Posted May. 19, 2015 at 4:25 PM
ADELANTO — Local residents, activists and clergy members from throughout Southern California gathered in front of an Adelanto detention facility Tuesday asking for an end to immigrant incarceration and closure of the facility.
Representatives from Community Initiatives for Visiting Immigrants in Confinement and Inland Empire Immigrant Youth Coalition led about two dozen people protesting the detention of family members and friends, and alleged poor conditions at Adelanto Detention Facility West, a GEO Group-run U.S. Immigration and Customs Enforcement unit on Rancho Road.
ICE spokespersons in Laguna Niguel said in a statement the facility meets the agency's 2011 Performance Based National Detention Standards, and "all facilities authorized to hold long-term immigration detainees are subject to rigorous, regular inspections to ensure the welfare of those housed there."
The Adelanto facility, which consists of west and east sections, underwent two comprehensive inspections last year and was found to be in compliance, ICE officials said.

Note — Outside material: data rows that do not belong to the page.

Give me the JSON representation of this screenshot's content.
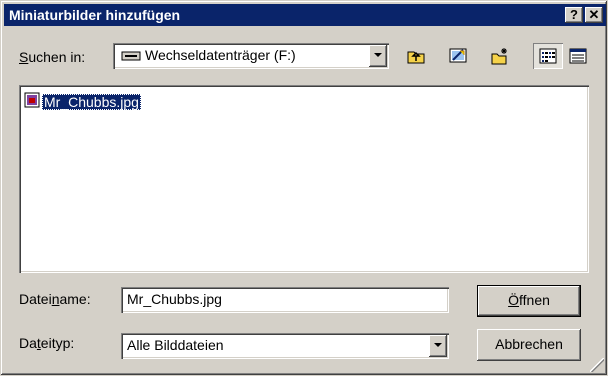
{
  "window": {
    "title": "Miniaturbilder hinzufügen",
    "help_label": "?",
    "close_label": "✕"
  },
  "lookin": {
    "label_prefix": "",
    "label_accel": "S",
    "label_rest": "uchen in:",
    "value": "Wechseldatenträger (F:)",
    "icon": "removable-drive-icon"
  },
  "toolbar": {
    "buttons": [
      {
        "name": "up-one-level",
        "icon": "folder-up-icon"
      },
      {
        "name": "desktop",
        "icon": "desktop-icon"
      },
      {
        "name": "new-folder",
        "icon": "new-folder-icon"
      },
      {
        "name": "list-view",
        "icon": "list-view-icon"
      },
      {
        "name": "details-view",
        "icon": "details-view-icon"
      }
    ]
  },
  "files": [
    {
      "name": "Mr_Chubbs.jpg",
      "icon": "image-file-icon",
      "selected": true
    }
  ],
  "filename": {
    "label_prefix": "Datei",
    "label_accel": "n",
    "label_rest": "ame:",
    "value": "Mr_Chubbs.jpg"
  },
  "filetype": {
    "label_prefix": "Da",
    "label_accel": "t",
    "label_rest": "eityp:",
    "value": "Alle Bilddateien"
  },
  "buttons": {
    "open_accel": "Ö",
    "open_rest": "ffnen",
    "cancel": "Abbrechen"
  },
  "colors": {
    "titlebar": "#0a246a",
    "face": "#d4d0c8",
    "selection": "#0a246a"
  }
}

Christina Fialho, co-executive director of CIVIC, said two men have died from medical neglect while in confinement. An ICE report found that the facility's medical staff made serious errors in caring for a detainee who died of liver disease and other ailments in 2012. Another detainee died due to a medical condition earlier this year, but ICE officials say that incident is still under investigation.
Fialho claims that detainee health care takes a back seat to the profit that each one generates for the facility management company.
"Not one more" bed, cell or incarceration, she chanted with the group.
Fialho said the institution plans to add 640 beds to the 1,300-bed facility when alternatives — including faith-based and nonprofit community housing — could keep detainees for "17 cents a day."
Patricia Suarez, of Alhambra, said she was at the gathering because her son Victor's incarceration is a hardship on the household.
"We're fighting for justice and for there to be compassion for those inside," Suarez said through an interpreter.
Officials with ICE say the department "is committed to ensuring the welfare and safety of all those in its custody, including providing detainees with timely and appropriate medical care."
Todd Becraft, a Los Angeles-based attorney with three clients at the facility, chanced upon the assembly.
"It's layer upon layer of Band-aids," Becraft told a reporter about the detentions and hearings that take place at the facility.
A call to GEO Group spokesmen in Florida on Tuesday afternoon was not immediately returned.